After braving the 43m drop Matthew said it was “the coolest thing I’ve ever done”.

“I’ve done every rollercoaster in the States – well almost – and this was just so much better than that,” he said.

“I’ve always wanted to jump from something very high like a bridge and have that feeling of free falling down. It was so awesome. I’m definitely gonna do it again.”

Children from all local primary schools joined the party throughout the day with pupils and a teacher from each school Bungy jumping in front of their class mates.

The youngsters were treated to a sausage sizzle, ice-blocks and class photos with AJ and Henry, and each took away a goody bag as a memento of their “big day at Bungy HQ”.

Visiting Queenstown especially for the birthday, AJ Hackett said the last 25 years had flown by and Bungy jumping was still “very much in its infancy”.

“Although we’ve been going an impressive 25 years, Henry and I feel like Bungy’s only just begun,” said AJ.

“It’s like jumping into a fast flowing river, it just goes so fast. You’ve just got to ride the river, take the corners as they come and get to the end.

Finishing each other’s sentences like the long-time friends they are, the duo said the last 25 years had felt like an apprenticeship in Bungy, just “dipping their toes” into what was actually possible.

“There’s so much more to come.

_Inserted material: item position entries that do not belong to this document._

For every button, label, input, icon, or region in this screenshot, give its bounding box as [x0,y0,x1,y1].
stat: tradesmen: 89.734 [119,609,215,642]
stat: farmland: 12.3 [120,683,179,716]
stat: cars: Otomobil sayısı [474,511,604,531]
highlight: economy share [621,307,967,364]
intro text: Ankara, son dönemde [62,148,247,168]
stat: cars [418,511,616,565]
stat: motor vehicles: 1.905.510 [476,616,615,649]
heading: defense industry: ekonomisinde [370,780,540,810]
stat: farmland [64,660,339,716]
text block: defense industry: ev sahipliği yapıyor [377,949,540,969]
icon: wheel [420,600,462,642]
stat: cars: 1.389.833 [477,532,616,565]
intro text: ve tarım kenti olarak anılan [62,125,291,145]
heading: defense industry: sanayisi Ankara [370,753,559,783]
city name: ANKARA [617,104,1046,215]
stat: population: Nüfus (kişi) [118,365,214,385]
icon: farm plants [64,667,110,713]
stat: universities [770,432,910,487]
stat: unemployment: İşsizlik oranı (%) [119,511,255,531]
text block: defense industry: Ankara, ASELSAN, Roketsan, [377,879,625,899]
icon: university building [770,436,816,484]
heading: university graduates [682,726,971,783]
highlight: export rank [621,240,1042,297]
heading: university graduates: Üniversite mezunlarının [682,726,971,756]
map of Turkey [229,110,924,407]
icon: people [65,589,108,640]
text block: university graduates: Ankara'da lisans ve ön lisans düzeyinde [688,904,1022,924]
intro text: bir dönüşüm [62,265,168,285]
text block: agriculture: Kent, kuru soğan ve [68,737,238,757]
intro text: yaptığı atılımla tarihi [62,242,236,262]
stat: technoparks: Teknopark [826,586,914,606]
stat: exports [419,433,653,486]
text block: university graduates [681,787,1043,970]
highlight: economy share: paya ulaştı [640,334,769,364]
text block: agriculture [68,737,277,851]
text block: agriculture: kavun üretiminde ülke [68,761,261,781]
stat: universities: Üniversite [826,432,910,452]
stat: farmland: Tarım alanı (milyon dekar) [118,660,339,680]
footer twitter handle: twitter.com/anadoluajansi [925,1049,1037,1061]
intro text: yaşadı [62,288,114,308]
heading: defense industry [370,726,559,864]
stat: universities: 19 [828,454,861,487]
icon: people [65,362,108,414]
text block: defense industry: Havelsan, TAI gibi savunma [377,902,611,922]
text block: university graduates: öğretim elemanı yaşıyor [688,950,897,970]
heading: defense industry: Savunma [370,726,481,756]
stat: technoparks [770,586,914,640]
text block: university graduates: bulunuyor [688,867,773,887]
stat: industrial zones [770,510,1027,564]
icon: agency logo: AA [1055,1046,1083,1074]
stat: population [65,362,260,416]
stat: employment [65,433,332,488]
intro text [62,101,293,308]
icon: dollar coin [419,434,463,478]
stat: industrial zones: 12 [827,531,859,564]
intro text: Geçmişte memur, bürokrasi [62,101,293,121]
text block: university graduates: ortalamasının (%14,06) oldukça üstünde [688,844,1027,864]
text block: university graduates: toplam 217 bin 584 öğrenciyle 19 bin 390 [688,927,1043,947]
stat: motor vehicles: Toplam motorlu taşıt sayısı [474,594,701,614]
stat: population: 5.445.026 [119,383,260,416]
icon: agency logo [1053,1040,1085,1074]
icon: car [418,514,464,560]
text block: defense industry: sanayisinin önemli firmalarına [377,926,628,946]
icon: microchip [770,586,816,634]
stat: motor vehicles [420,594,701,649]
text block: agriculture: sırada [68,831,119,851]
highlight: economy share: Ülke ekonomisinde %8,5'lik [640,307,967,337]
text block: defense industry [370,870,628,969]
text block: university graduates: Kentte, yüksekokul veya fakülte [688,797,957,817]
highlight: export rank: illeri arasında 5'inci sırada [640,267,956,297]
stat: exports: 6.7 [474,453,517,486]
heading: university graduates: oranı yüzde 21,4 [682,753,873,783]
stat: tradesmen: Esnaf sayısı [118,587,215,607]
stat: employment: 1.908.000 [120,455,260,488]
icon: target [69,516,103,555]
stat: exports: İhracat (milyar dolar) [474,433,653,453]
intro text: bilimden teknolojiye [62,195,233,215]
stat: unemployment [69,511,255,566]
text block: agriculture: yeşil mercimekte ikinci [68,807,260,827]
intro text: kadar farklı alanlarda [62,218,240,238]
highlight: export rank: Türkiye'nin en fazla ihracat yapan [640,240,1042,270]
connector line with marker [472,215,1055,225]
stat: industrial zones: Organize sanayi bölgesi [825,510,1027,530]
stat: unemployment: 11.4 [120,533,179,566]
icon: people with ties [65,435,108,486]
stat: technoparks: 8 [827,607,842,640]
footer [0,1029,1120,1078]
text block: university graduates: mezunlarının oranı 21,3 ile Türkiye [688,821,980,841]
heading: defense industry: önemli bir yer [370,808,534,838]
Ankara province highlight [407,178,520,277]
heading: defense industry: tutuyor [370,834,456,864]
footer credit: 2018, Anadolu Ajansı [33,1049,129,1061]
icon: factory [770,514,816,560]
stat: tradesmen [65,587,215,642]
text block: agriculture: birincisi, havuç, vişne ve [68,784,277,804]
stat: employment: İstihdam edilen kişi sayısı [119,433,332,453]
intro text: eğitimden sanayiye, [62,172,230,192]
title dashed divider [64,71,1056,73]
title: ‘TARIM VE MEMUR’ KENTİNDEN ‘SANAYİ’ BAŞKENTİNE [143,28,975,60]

We’ll certainly be here in 10 years and already today we’ve been brainstorming some new ideas,” they said. . .

Bungy jumping has made an enormous contribution to New Zealand tourism.

What’s more difficult to quantify is the impact it’s had on those who’ve jumped.

I did it five years ago.

I’m not sure I actually enjoyed the experience but since then when I’ve been faced with a challenge I’m not sure I want to accept I think to myself, if I can throw myself off a bridge, I can do this.

in #gigatownoamaru we’re all thinking we can do this in the quest to be the southern hemisphere’s first gigatown.